Written by: Tim Chen
Leaseholders in England and Wales will continue to pay more than they believe is fair for extending a property lease following a landmark Court of Appeal ruling over the way they’re valued.

The case, Mundy v the Sloane Stanley Estate was a long-running legal battle over calculation methods for the cost of extending a lease, or purchasing a freehold.

While the case related to a small flat in Chelsea, London, where the lease had fallen to under 23 years, it has a major impact for all leaseholders in England and Wales with properties with fewer than 80 years left on their lease.

What was the case about?

Sloane Stanley Estate is a landowner with numerous freeholds in Chelsea. The freeholder sought £420,000 to agree a lease extension for the small Chelsea flat.

This figure was calculated using the ‘relativity graphs’ method which helps surveyors plot the value of leases of a given length relative to freehold.

However, James Wyatt of Parthenia Valuation, the surveyor behind the case representing Mundy, argued that the current system of lease valuation – which was commissioned on behalf of the Duke of Westminster in the mid-1990s – used mathematical models that give undue value to the freeholder.
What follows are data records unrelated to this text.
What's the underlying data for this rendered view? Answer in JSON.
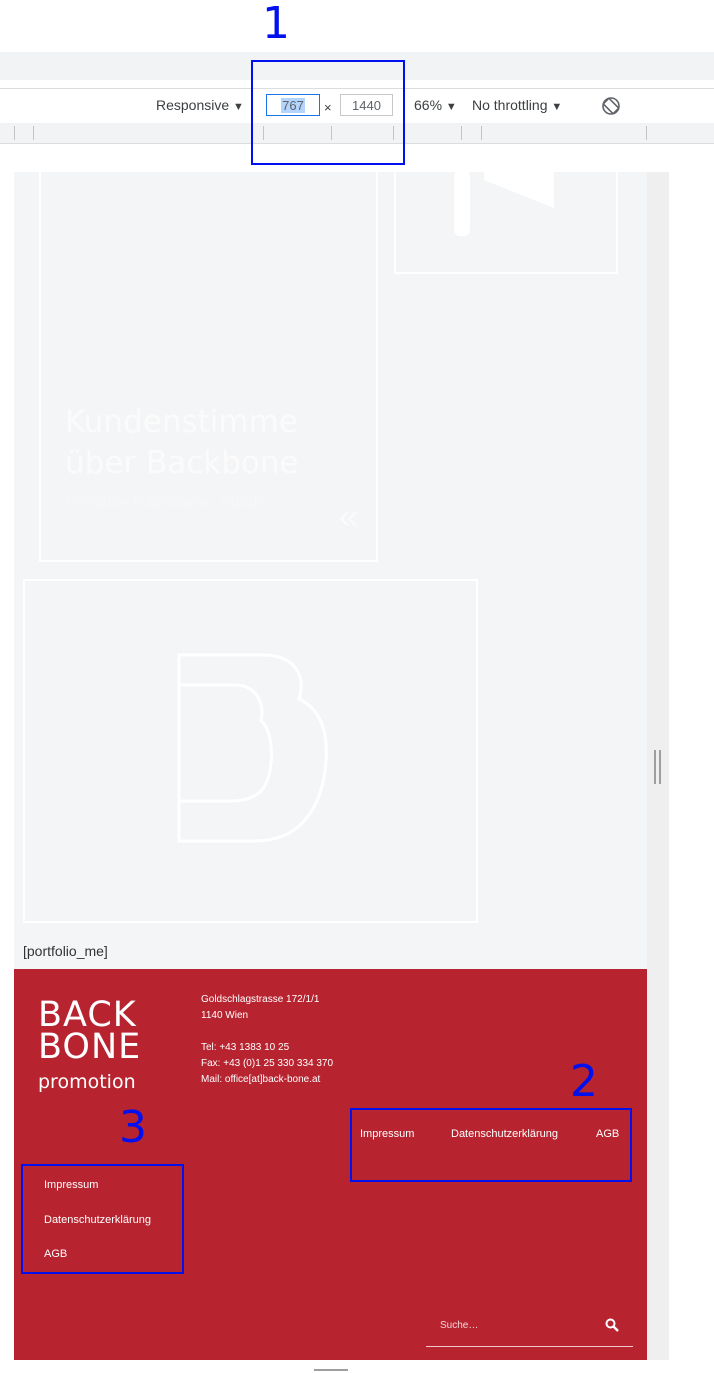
{
  "devtools": {
    "device_mode": "Responsive",
    "width_value": "767",
    "times_sign": "×",
    "height_value": "1440",
    "zoom": "66%",
    "throttling": "No throttling",
    "dropdown_arrow": "▼",
    "rotate_icon": "rotate-icon"
  },
  "page": {
    "testimonial": {
      "title_line1": "Kundenstimme",
      "title_line2": "über Backbone",
      "subtitle": "Vorname Nachname, Kunde",
      "quote_mark": "«"
    },
    "portfolio_shortcode": "[portfolio_me]"
  },
  "footer": {
    "logo": {
      "line1": "BACK",
      "line2": "BONE",
      "line3": "promotion"
    },
    "address": {
      "street": "Goldschlagstrasse 172/1/1",
      "city": "1140 Wien"
    },
    "contact": {
      "tel": "Tel: +43 1383 10 25",
      "fax": "Fax: +43 (0)1 25 330 334 370",
      "mail": "Mail: office[at]back-bone.at"
    },
    "menu_horizontal": [
      "Impressum",
      "Datenschutzerklärung",
      "AGB"
    ],
    "menu_vertical": [
      "Impressum",
      "Datenschutzerklärung",
      "AGB"
    ],
    "search": {
      "placeholder": "Suche…"
    },
    "colors": {
      "background": "#b72430"
    }
  },
  "annotations": [
    "1",
    "2",
    "3"
  ]
}
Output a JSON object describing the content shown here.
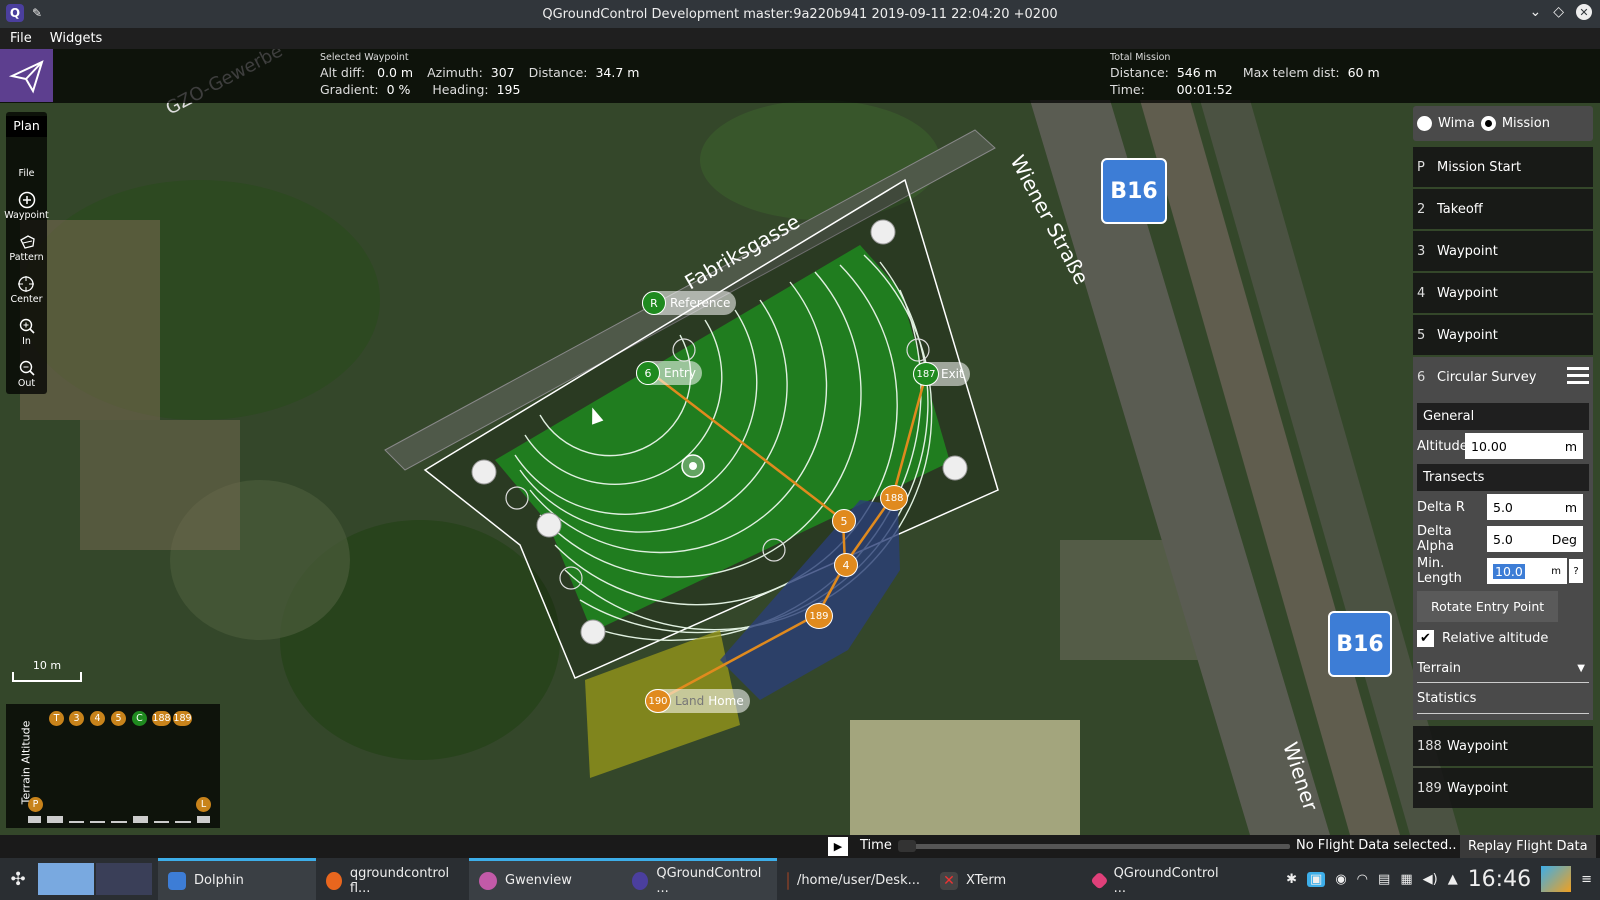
{
  "window": {
    "title": "QGroundControl Development master:9a220b941 2019-09-11 22:04:20 +0200"
  },
  "menu": {
    "file": "File",
    "widgets": "Widgets"
  },
  "selected_waypoint": {
    "caption": "Selected Waypoint",
    "alt_diff_label": "Alt diff:",
    "alt_diff": "0.0 m",
    "azimuth_label": "Azimuth:",
    "azimuth": "307",
    "distance_label": "Distance:",
    "distance": "34.7 m",
    "gradient_label": "Gradient:",
    "gradient": "0 %",
    "heading_label": "Heading:",
    "heading": "195"
  },
  "total_mission": {
    "caption": "Total Mission",
    "distance_label": "Distance:",
    "distance": "546 m",
    "max_telem_label": "Max telem dist:",
    "max_telem": "60 m",
    "time_label": "Time:",
    "time": "00:01:52"
  },
  "toolstrip": {
    "plan": "Plan",
    "tools": [
      {
        "label": "File",
        "icon": "file-icon"
      },
      {
        "label": "Waypoint",
        "icon": "plus-circle-icon"
      },
      {
        "label": "Pattern",
        "icon": "pattern-icon"
      },
      {
        "label": "Center",
        "icon": "crosshair-icon"
      },
      {
        "label": "In",
        "icon": "zoom-in-icon"
      },
      {
        "label": "Out",
        "icon": "zoom-out-icon"
      }
    ]
  },
  "map": {
    "labels": {
      "street1": "Fabriksgasse",
      "street2": "Wiener Straße",
      "street3": "Wiener",
      "street4": "GZO-Gewerbe",
      "shield1": "B16",
      "shield2": "B16"
    },
    "markers": {
      "reference": {
        "badge": "R",
        "label": "Reference"
      },
      "entry": {
        "badge": "6",
        "label": "Entry"
      },
      "exit": {
        "badge": "187",
        "label": "Exit"
      },
      "home": {
        "badge": "190",
        "label": "Home",
        "hidden_label": "Land"
      },
      "wp5": "5",
      "wp4": "4",
      "wp188": "188",
      "wp189": "189"
    },
    "scale_label": "10 m"
  },
  "terrain": {
    "title": "Terrain Altitude",
    "badges": [
      "T",
      "3",
      "4",
      "5",
      "C",
      "188",
      "189"
    ],
    "p": "P",
    "l": "L"
  },
  "mission_panel": {
    "mode_wima": "Wima",
    "mode_mission": "Mission",
    "items": [
      {
        "num": "P",
        "label": "Mission Start"
      },
      {
        "num": "2",
        "label": "Takeoff"
      },
      {
        "num": "3",
        "label": "Waypoint"
      },
      {
        "num": "4",
        "label": "Waypoint"
      },
      {
        "num": "5",
        "label": "Waypoint"
      },
      {
        "num": "6",
        "label": "Circular Survey"
      }
    ],
    "editor": {
      "general": "General",
      "altitude_label": "Altitude",
      "altitude_value": "10.00",
      "altitude_unit": "m",
      "transects": "Transects",
      "delta_r_label": "Delta R",
      "delta_r_value": "5.0",
      "delta_r_unit": "m",
      "delta_alpha_label": "Delta Alpha",
      "delta_alpha_value": "5.0",
      "delta_alpha_unit": "Deg",
      "min_length_label": "Min. Length",
      "min_length_value": "10.0",
      "min_length_unit": "m",
      "min_length_help": "?",
      "rotate_button": "Rotate Entry Point",
      "relative_altitude": "Relative altitude",
      "terrain": "Terrain",
      "statistics": "Statistics"
    },
    "items_after": [
      {
        "num": "188",
        "label": "Waypoint"
      },
      {
        "num": "189",
        "label": "Waypoint"
      }
    ]
  },
  "timebar": {
    "time_label": "Time",
    "status": "No Flight Data selected..",
    "replay_button": "Replay Flight Data"
  },
  "taskbar": {
    "tasks": [
      {
        "label": "Dolphin"
      },
      {
        "label": "qgroundcontrol fl..."
      },
      {
        "label": "Gwenview"
      },
      {
        "label": "QGroundControl ..."
      },
      {
        "label": "/home/user/Desk..."
      },
      {
        "label": "XTerm"
      },
      {
        "label": "QGroundControl ..."
      }
    ],
    "clock": "16:46"
  },
  "colors": {
    "survey_green": "#1f8a1f",
    "path_orange": "#e08a1e",
    "plan_purple": "#5d3f8f",
    "home_yellow": "#9a9a1a",
    "nofly_blue": "#2a3f78"
  }
}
Instead, Wyatt offered an alternative relativity graph which would have lowered the costs for lease extensions where the remaining lease length had dropped below the 80-year mark.

The case was previously heard in the Upper Tribunal but the Court of Appeal upheld the earlier ruling. This now sets a legally binding precedent for lower courts in England and Wales to follow.
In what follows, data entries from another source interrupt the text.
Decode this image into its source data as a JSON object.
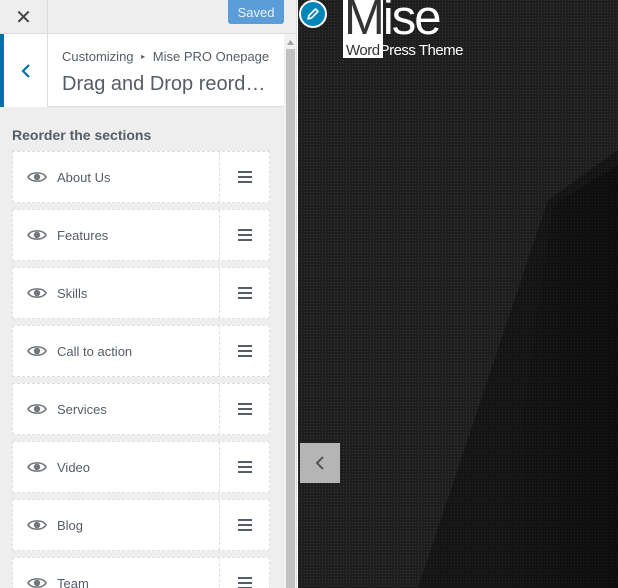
{
  "header": {
    "close_icon": "close-icon",
    "close_glyph": "✕",
    "save_label": "Saved"
  },
  "section": {
    "breadcrumb": [
      "Customizing",
      "Mise PRO Onepage"
    ],
    "breadcrumb_separator": "▸",
    "title": "Drag and Drop reorder…",
    "back_icon": "chevron-left-icon"
  },
  "control": {
    "label": "Reorder the sections",
    "items": [
      {
        "label": "About Us",
        "icon": "eye-icon",
        "handle_icon": "drag-handle-icon"
      },
      {
        "label": "Features",
        "icon": "eye-icon",
        "handle_icon": "drag-handle-icon"
      },
      {
        "label": "Skills",
        "icon": "eye-icon",
        "handle_icon": "drag-handle-icon"
      },
      {
        "label": "Call to action",
        "icon": "eye-icon",
        "handle_icon": "drag-handle-icon"
      },
      {
        "label": "Services",
        "icon": "eye-icon",
        "handle_icon": "drag-handle-icon"
      },
      {
        "label": "Video",
        "icon": "eye-icon",
        "handle_icon": "drag-handle-icon"
      },
      {
        "label": "Blog",
        "icon": "eye-icon",
        "handle_icon": "drag-handle-icon"
      },
      {
        "label": "Team",
        "icon": "eye-icon",
        "handle_icon": "drag-handle-icon"
      }
    ]
  },
  "preview": {
    "logo_main_first": "M",
    "logo_main_rest": "ise",
    "logo_sub_first": "Word",
    "logo_sub_rest": "Press Theme",
    "edit_icon": "pencil-icon",
    "collapse_icon": "chevron-left-icon"
  },
  "colors": {
    "accent": "#0073aa",
    "saved_button": "#5b9dd9",
    "edit_shortcut": "#0085ba",
    "preview_background": "#1c1c1c",
    "sidebar_background": "#eeeeee"
  }
}
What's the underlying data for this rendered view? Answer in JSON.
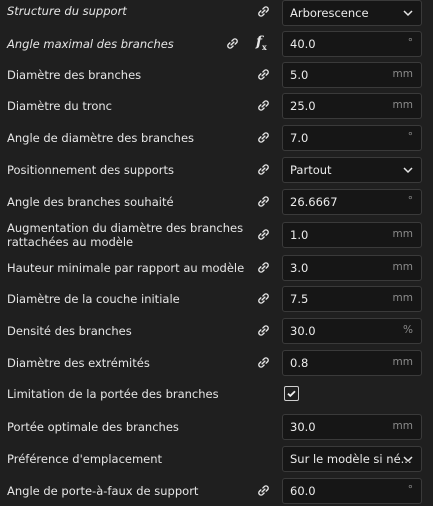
{
  "rows": [
    {
      "label": "Structure du support",
      "italic": true,
      "control": "select",
      "value": "Arborescence",
      "unit": ""
    },
    {
      "label": "Angle maximal des branches",
      "italic": true,
      "control": "input",
      "value": "40.0",
      "unit": "°"
    },
    {
      "label": "Diamètre des branches",
      "control": "input",
      "value": "5.0",
      "unit": "mm"
    },
    {
      "label": "Diamètre du tronc",
      "control": "input",
      "value": "25.0",
      "unit": "mm"
    },
    {
      "label": "Angle de diamètre des branches",
      "control": "input",
      "value": "7.0",
      "unit": "°"
    },
    {
      "label": "Positionnement des supports",
      "control": "select",
      "value": "Partout",
      "unit": ""
    },
    {
      "label": "Angle des branches souhaité",
      "control": "input",
      "value": "26.6667",
      "unit": "°"
    },
    {
      "label": "Augmentation du diamètre des branches rattachées au modèle",
      "control": "input",
      "value": "1.0",
      "unit": "mm"
    },
    {
      "label": "Hauteur minimale par rapport au modèle",
      "control": "input",
      "value": "3.0",
      "unit": "mm"
    },
    {
      "label": "Diamètre de la couche initiale",
      "control": "input",
      "value": "7.5",
      "unit": "mm"
    },
    {
      "label": "Densité des branches",
      "control": "input",
      "value": "30.0",
      "unit": "%"
    },
    {
      "label": "Diamètre des extrémités",
      "control": "input",
      "value": "0.8",
      "unit": "mm"
    },
    {
      "label": "Limitation de la portée des branches",
      "control": "checkbox",
      "checked": true
    },
    {
      "label": "Portée optimale des branches",
      "control": "input",
      "value": "30.0",
      "unit": "mm"
    },
    {
      "label": "Préférence d'emplacement",
      "control": "select",
      "value": "Sur le modèle si né...",
      "unit": ""
    },
    {
      "label": "Angle de porte-à-faux de support",
      "control": "input",
      "value": "60.0",
      "unit": "°"
    }
  ],
  "fx_label": "f",
  "fx_sub": "x",
  "icons": {
    "link": "link-icon",
    "formula": "formula-icon",
    "dropdown": "chevron-down-icon",
    "check": "checkmark-icon"
  },
  "colors": {
    "background": "#1f1f1f",
    "field_bg": "#161616",
    "text": "#e6e6e6",
    "unit": "#8a8a8a"
  }
}
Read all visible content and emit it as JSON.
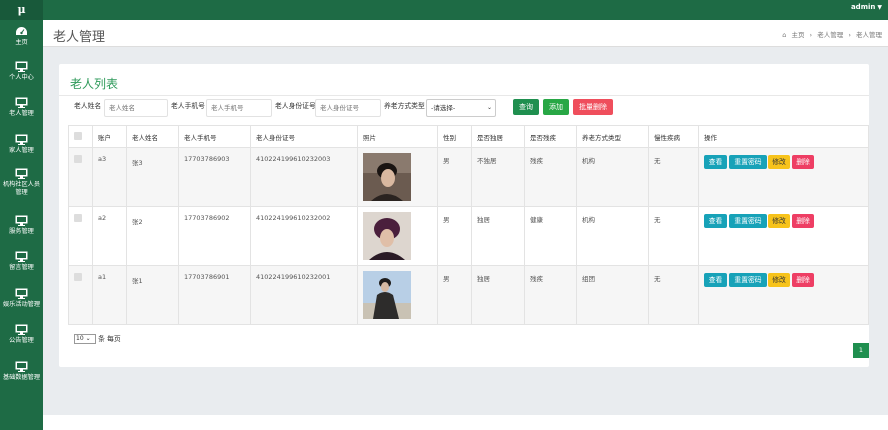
{
  "app": {
    "logo": "μ",
    "user": "admin"
  },
  "sidebar": {
    "items": [
      {
        "label": "主页",
        "icon": "dashboard-icon"
      },
      {
        "label": "个人中心",
        "icon": "monitor-icon"
      },
      {
        "label": "老人管理",
        "icon": "monitor-icon"
      },
      {
        "label": "家人管理",
        "icon": "monitor-icon"
      },
      {
        "label": "机构社区人员管理",
        "icon": "monitor-icon"
      },
      {
        "label": "服务管理",
        "icon": "monitor-icon"
      },
      {
        "label": "留言管理",
        "icon": "monitor-icon"
      },
      {
        "label": "娱乐活动管理",
        "icon": "monitor-icon"
      },
      {
        "label": "公告管理",
        "icon": "monitor-icon"
      },
      {
        "label": "基础数据管理",
        "icon": "monitor-icon"
      }
    ]
  },
  "header": {
    "title": "老人管理",
    "breadcrumb": [
      "主页",
      "老人管理",
      "老人管理"
    ]
  },
  "card": {
    "title": "老人列表"
  },
  "filters": {
    "name_label": "老人姓名",
    "name_placeholder": "老人姓名",
    "phone_label": "老人手机号",
    "phone_placeholder": "老人手机号",
    "id_label": "老人身份证号",
    "id_placeholder": "老人身份证号",
    "care_label": "养老方式类型",
    "care_selected": "-请选择-"
  },
  "buttons": {
    "search": "查询",
    "add": "添加",
    "batch_delete": "批量删除"
  },
  "table": {
    "headers": [
      "账户",
      "老人姓名",
      "老人手机号",
      "老人身份证号",
      "照片",
      "性别",
      "是否独居",
      "是否残疾",
      "养老方式类型",
      "慢性疾病",
      "操作"
    ],
    "rows": [
      {
        "account": "a3",
        "name": "张3",
        "phone": "17703786903",
        "idcard": "410224199610232003",
        "gender": "男",
        "alone": "不独居",
        "disabled": "残疾",
        "care": "机构",
        "chronic": "无"
      },
      {
        "account": "a2",
        "name": "张2",
        "phone": "17703786902",
        "idcard": "410224199610232002",
        "gender": "男",
        "alone": "独居",
        "disabled": "健康",
        "care": "机构",
        "chronic": "无"
      },
      {
        "account": "a1",
        "name": "张1",
        "phone": "17703786901",
        "idcard": "410224199610232001",
        "gender": "男",
        "alone": "独居",
        "disabled": "残疾",
        "care": "组团",
        "chronic": "无"
      }
    ],
    "actions": {
      "view": "查看",
      "reset": "重置密码",
      "edit": "修改",
      "delete": "删除"
    }
  },
  "pagination": {
    "per_page": "10",
    "per_page_suffix": "条 每页",
    "current": "1"
  },
  "colors": {
    "brand": "#1e6b45",
    "accent": "#2e9a5a",
    "danger": "#ef4e5c",
    "info": "#17a2b8",
    "warning": "#f7c31b"
  }
}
Had the ruling been in favour of Mundy, experts estimate this could have cut down the cost of lease extensions or freehold purchases significantly.

John Stephenson, head of leasehold enfranchisement at Bircham Dyson Bell, whose firm represented the leaseholders, said unless and until a more accurate valuation is tested and used,  leaseholders will have to pay a higher price than some of them feel they should for extending their leases or buying their freeholds. “In London alone, this means nearly 500,000 flats and houses with leases under 80 years left to run and needing to extend in the near future.”         

According to property management company, Leasehold Solutions, the current methods of valuation overcharge leaseholders an estimated £480m a year.

An estimated 2.1m homes in England and Wales have leases of fewer than 80 years.

Louie Burns, managing director of Leasehold Solutions, said: “This verdict is an absolutely devastating outcome for leaseholders up and down the country, not just those living in Prime Central London.”

Bircham Dyson Bell said it cannot comment whether the case will be taken further to the Supreme Court.